Determination of lithium diffusion coefficient and reaction mechanism into ultra-small nanocrystalline SnO₂ particles

Abstract

High-performance electrode materials for lithium-ion batteries (LIBs) are urgently required to meet the requirement of the widespread use of energy storage devices from small-to large-scale applications. In this regard, ultra-small nanocrystalline SnO2 particles with a size of similar to 3 nm are synthesized using a simple hydrothermal method and investigated as a high capacity anode material for LIBs.
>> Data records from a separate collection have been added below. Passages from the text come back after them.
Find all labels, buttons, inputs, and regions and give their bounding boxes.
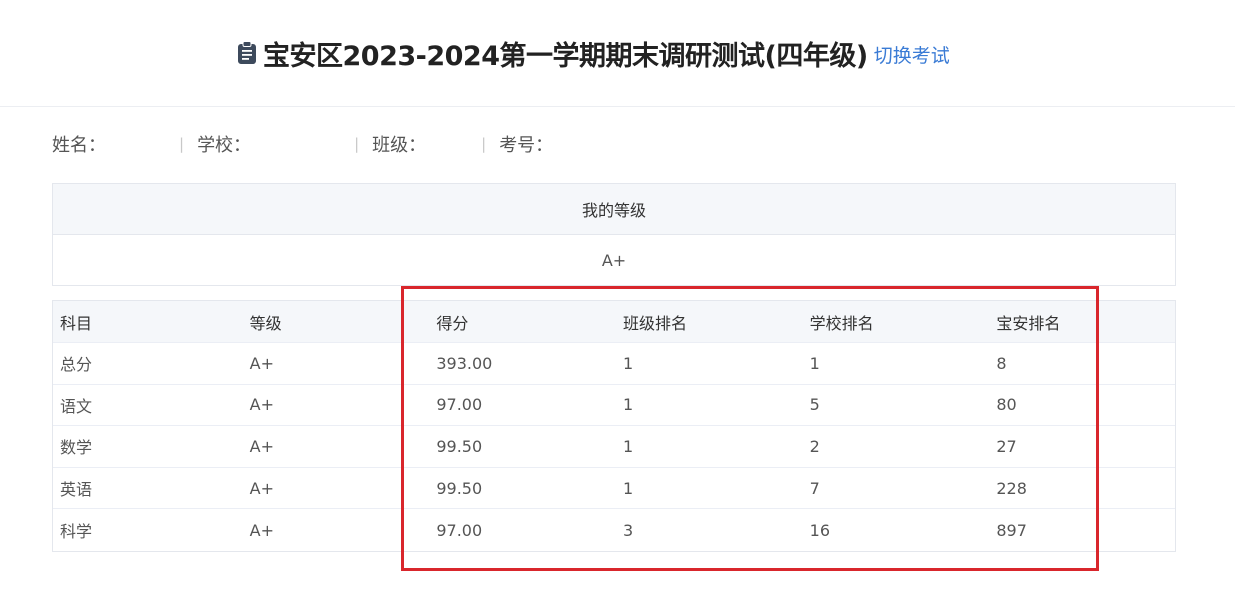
grade-cell: A+ — [249, 353, 275, 373]
student-exam-no: 考号： — [499, 131, 574, 157]
class-value-redacted — [426, 135, 469, 153]
district-rank-cell: 228 — [996, 478, 1027, 498]
name-value-redacted — [106, 135, 166, 153]
table-row: 总分 A+ 393.00 1 1 8 — [53, 343, 1175, 385]
column-header: 学校排名 — [809, 313, 874, 333]
table-row: 语文 A+ 97.00 1 5 80 — [53, 385, 1175, 427]
subject-cell: 总分 — [60, 355, 93, 375]
school-rank-cell: 2 — [809, 436, 820, 456]
district-rank-cell: 80 — [996, 395, 1017, 415]
class-rank-cell: 1 — [623, 395, 634, 415]
grade-cell: A+ — [249, 436, 275, 456]
column-header: 宝安排名 — [996, 313, 1061, 333]
student-school: 学校： — [197, 131, 342, 157]
class-rank-cell: 3 — [623, 520, 634, 540]
name-label: 姓名： — [52, 135, 106, 156]
class-rank-cell: 1 — [623, 436, 634, 456]
exam-no-label: 考号： — [499, 135, 554, 156]
district-rank-cell: 8 — [996, 353, 1007, 373]
switch-exam-link[interactable]: 切换考试 — [874, 41, 950, 68]
table-row: 英语 A+ 99.50 1 7 228 — [53, 468, 1175, 510]
table-row: 数学 A+ 99.50 1 2 27 — [53, 426, 1175, 468]
score-cell: 99.50 — [436, 478, 483, 498]
subject-cell: 英语 — [60, 480, 93, 500]
grade-cell: A+ — [249, 395, 275, 415]
student-class: 班级： — [372, 131, 469, 157]
grade-summary-value: A+ — [601, 250, 627, 270]
district-rank-cell: 897 — [996, 520, 1027, 540]
class-label: 班级： — [372, 135, 427, 156]
page-header: 宝安区2023-2024第一学期期末调研测试(四年级) 切换考试 — [0, 0, 1235, 107]
subject-cell: 数学 — [60, 438, 93, 458]
exam-no-value-redacted — [553, 135, 574, 153]
subject-cell: 语文 — [60, 396, 93, 416]
separator: | — [354, 135, 360, 153]
grade-cell: A+ — [249, 478, 275, 498]
table-row: 科学 A+ 97.00 3 16 897 — [53, 509, 1175, 551]
column-header: 等级 — [249, 313, 282, 333]
school-label: 学校： — [197, 135, 252, 156]
district-rank-cell: 27 — [996, 436, 1017, 456]
subject-cell: 科学 — [60, 522, 93, 542]
student-info-bar: 姓名： | 学校： | 班级： | 考号： — [52, 131, 574, 157]
score-cell: 97.00 — [436, 395, 483, 415]
table-header-row: 科目 等级 得分 班级排名 学校排名 宝安排名 — [53, 301, 1175, 343]
school-rank-cell: 5 — [809, 395, 820, 415]
title-bar: 宝安区2023-2024第一学期期末调研测试(四年级) 切换考试 — [237, 36, 950, 72]
grade-summary-header: 我的等级 — [53, 184, 1175, 235]
class-rank-cell: 1 — [623, 353, 634, 373]
class-rank-cell: 1 — [623, 478, 634, 498]
grade-cell: A+ — [249, 520, 275, 540]
separator: | — [481, 135, 487, 153]
school-rank-cell: 16 — [809, 520, 831, 540]
score-cell: 97.00 — [436, 520, 483, 540]
page-title: 宝安区2023-2024第一学期期末调研测试(四年级) — [263, 40, 868, 72]
school-rank-cell: 1 — [809, 353, 820, 373]
column-header: 得分 — [436, 313, 469, 333]
score-cell: 99.50 — [436, 436, 483, 456]
school-value-redacted — [251, 135, 342, 153]
grade-summary-box: 我的等级 A+ — [52, 183, 1176, 286]
score-table: 科目 等级 得分 班级排名 学校排名 宝安排名 总分 A+ 393.00 1 1… — [52, 300, 1176, 552]
column-header: 班级排名 — [623, 313, 688, 333]
student-name: 姓名： — [52, 131, 166, 157]
column-header: 科目 — [60, 313, 93, 333]
separator: | — [179, 135, 185, 153]
school-rank-cell: 7 — [809, 478, 820, 498]
document-icon — [238, 41, 256, 64]
score-cell: 393.00 — [436, 353, 493, 373]
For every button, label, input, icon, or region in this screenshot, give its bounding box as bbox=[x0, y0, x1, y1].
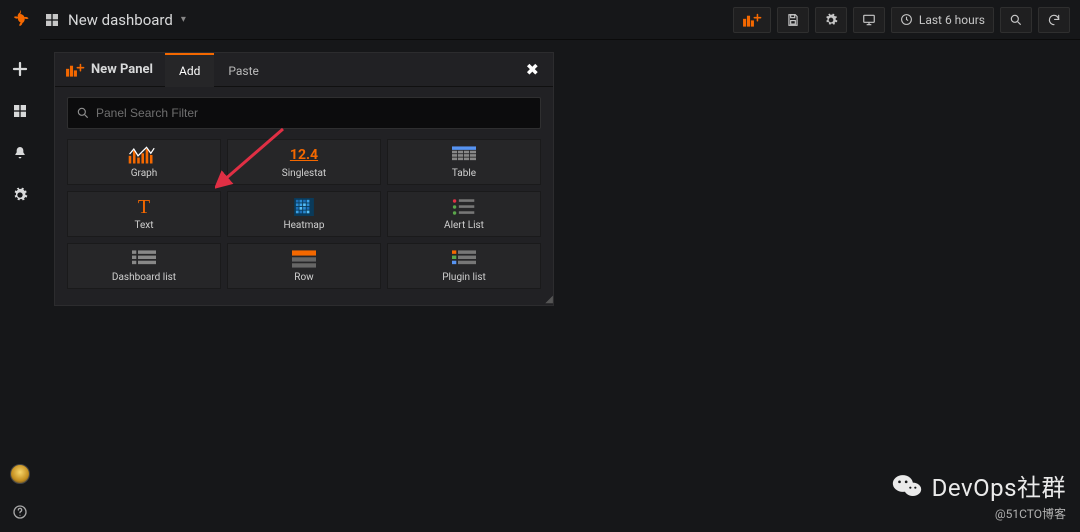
plus-icon[interactable] bbox=[11, 60, 29, 78]
watermark: DevOps社群 @51CTO博客 bbox=[892, 468, 1066, 522]
panel-graph-label: Graph bbox=[131, 168, 158, 179]
heatmap-icon bbox=[294, 197, 314, 217]
sidebar-nav bbox=[11, 60, 29, 204]
panel-row[interactable]: Row bbox=[227, 243, 381, 289]
resize-handle[interactable]: ◢ bbox=[545, 297, 551, 303]
panel-singlestat[interactable]: 12.4 Singlestat bbox=[227, 139, 381, 185]
dashboard-title-dropdown[interactable]: New dashboard ▾ bbox=[44, 11, 186, 29]
timerange-button[interactable]: Last 6 hours bbox=[891, 7, 994, 33]
new-panel-text: New Panel bbox=[91, 62, 153, 77]
help-icon[interactable] bbox=[12, 504, 28, 520]
watermark-subtitle: @51CTO博客 bbox=[995, 505, 1066, 522]
alerts-icon[interactable] bbox=[11, 144, 29, 162]
panel-heatmap-label: Heatmap bbox=[284, 220, 325, 231]
dashboard-title-text: New dashboard bbox=[68, 11, 173, 29]
panel-type-grid: Graph 12.4 Singlestat bbox=[67, 139, 541, 289]
refresh-icon bbox=[1047, 13, 1061, 27]
plugin-list-icon bbox=[452, 249, 476, 269]
panel-search[interactable] bbox=[67, 97, 541, 129]
gear-icon bbox=[824, 13, 838, 27]
row-icon bbox=[292, 249, 316, 269]
table-icon bbox=[452, 145, 476, 165]
topbar-actions: Last 6 hours bbox=[733, 7, 1070, 33]
add-panel-button[interactable] bbox=[733, 7, 771, 33]
timerange-label: Last 6 hours bbox=[919, 13, 985, 27]
sidebar-bottom bbox=[10, 464, 30, 532]
add-panel-header: New Panel Add Paste ✖ bbox=[55, 53, 553, 87]
refresh-button[interactable] bbox=[1038, 7, 1070, 33]
panel-pluginlist[interactable]: Plugin list bbox=[387, 243, 541, 289]
topbar: New dashboard ▾ bbox=[40, 0, 1080, 40]
tab-paste[interactable]: Paste bbox=[214, 53, 273, 87]
main-area: New dashboard ▾ bbox=[40, 0, 1080, 532]
close-icon: ✖ bbox=[526, 60, 539, 79]
tab-add[interactable]: Add bbox=[165, 53, 214, 87]
monitor-icon bbox=[862, 13, 876, 27]
alert-list-icon bbox=[452, 197, 476, 217]
panel-dashboardlist[interactable]: Dashboard list bbox=[67, 243, 221, 289]
search-icon bbox=[76, 106, 90, 120]
add-panel-tabs: Add Paste bbox=[165, 53, 273, 87]
caret-down-icon: ▾ bbox=[181, 14, 186, 25]
panel-text-label: Text bbox=[134, 220, 153, 231]
panel-heatmap[interactable]: Heatmap bbox=[227, 191, 381, 237]
panel-table-label: Table bbox=[452, 168, 476, 179]
panel-text[interactable]: T Text bbox=[67, 191, 221, 237]
settings-button[interactable] bbox=[815, 7, 847, 33]
panel-pluginlist-label: Plugin list bbox=[442, 272, 486, 283]
panel-alertlist[interactable]: Alert List bbox=[387, 191, 541, 237]
panel-graph[interactable]: Graph bbox=[67, 139, 221, 185]
close-button[interactable]: ✖ bbox=[512, 53, 553, 87]
user-avatar[interactable] bbox=[10, 464, 30, 484]
zoom-out-icon bbox=[1009, 13, 1023, 27]
singlestat-icon: 12.4 bbox=[290, 145, 318, 165]
save-icon bbox=[786, 13, 800, 27]
add-panel-box: New Panel Add Paste ✖ bbox=[54, 52, 554, 306]
save-button[interactable] bbox=[777, 7, 809, 33]
wechat-icon bbox=[892, 471, 922, 501]
graph-icon bbox=[127, 145, 161, 165]
add-panel-body: Graph 12.4 Singlestat bbox=[55, 87, 553, 305]
dashboards-icon[interactable] bbox=[11, 102, 29, 120]
dashboard-content: New Panel Add Paste ✖ bbox=[40, 40, 1080, 318]
panel-search-input[interactable] bbox=[96, 106, 532, 120]
left-sidebar bbox=[0, 0, 40, 532]
new-panel-label: New Panel bbox=[55, 53, 165, 86]
panel-table[interactable]: Table bbox=[387, 139, 541, 185]
add-panel-icon bbox=[742, 13, 762, 27]
cycle-view-button[interactable] bbox=[853, 7, 885, 33]
grafana-logo-icon[interactable] bbox=[7, 6, 33, 32]
panel-alertlist-label: Alert List bbox=[444, 220, 484, 231]
gear-icon[interactable] bbox=[11, 186, 29, 204]
dashboard-grid-icon bbox=[44, 12, 60, 28]
panel-row-label: Row bbox=[294, 272, 313, 283]
clock-icon bbox=[900, 13, 913, 26]
text-icon: T bbox=[138, 197, 150, 217]
watermark-title: DevOps社群 bbox=[932, 468, 1066, 503]
panel-singlestat-label: Singlestat bbox=[282, 168, 326, 179]
dashboard-list-icon bbox=[132, 249, 156, 269]
bar-chart-plus-icon bbox=[65, 63, 85, 77]
zoom-out-button[interactable] bbox=[1000, 7, 1032, 33]
panel-dashboardlist-label: Dashboard list bbox=[112, 272, 176, 283]
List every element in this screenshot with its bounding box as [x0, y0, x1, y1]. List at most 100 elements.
The SnO2 anode shows a high reversible capacity of 1026 mAh g(-1) at a current density of 150 mA g(-1). The kinetic study of the anode material is conducted and compared using cyclic voltammetry, electrochemical impedance spectroscopy and galvanostatic intermittent titration techniques and the lithium diffusion coefficient at open circuit potential is calculated to be 3.71978 x 10(-13), 1.818 x 10(-14), and similar to 1.82 x 10(-16) cm(2) s(-1), respectively. The reaction mechanism of highly reversible SnO2 nanoparticles is investigated using ex-situ XRD, XPS, in-situ X-ray absorption near edge spectroscopy, and TEM and the results reveal the formation of lithium-tin alloy in the lithiated electrode and reversible formation of SnO2 upon delithiation.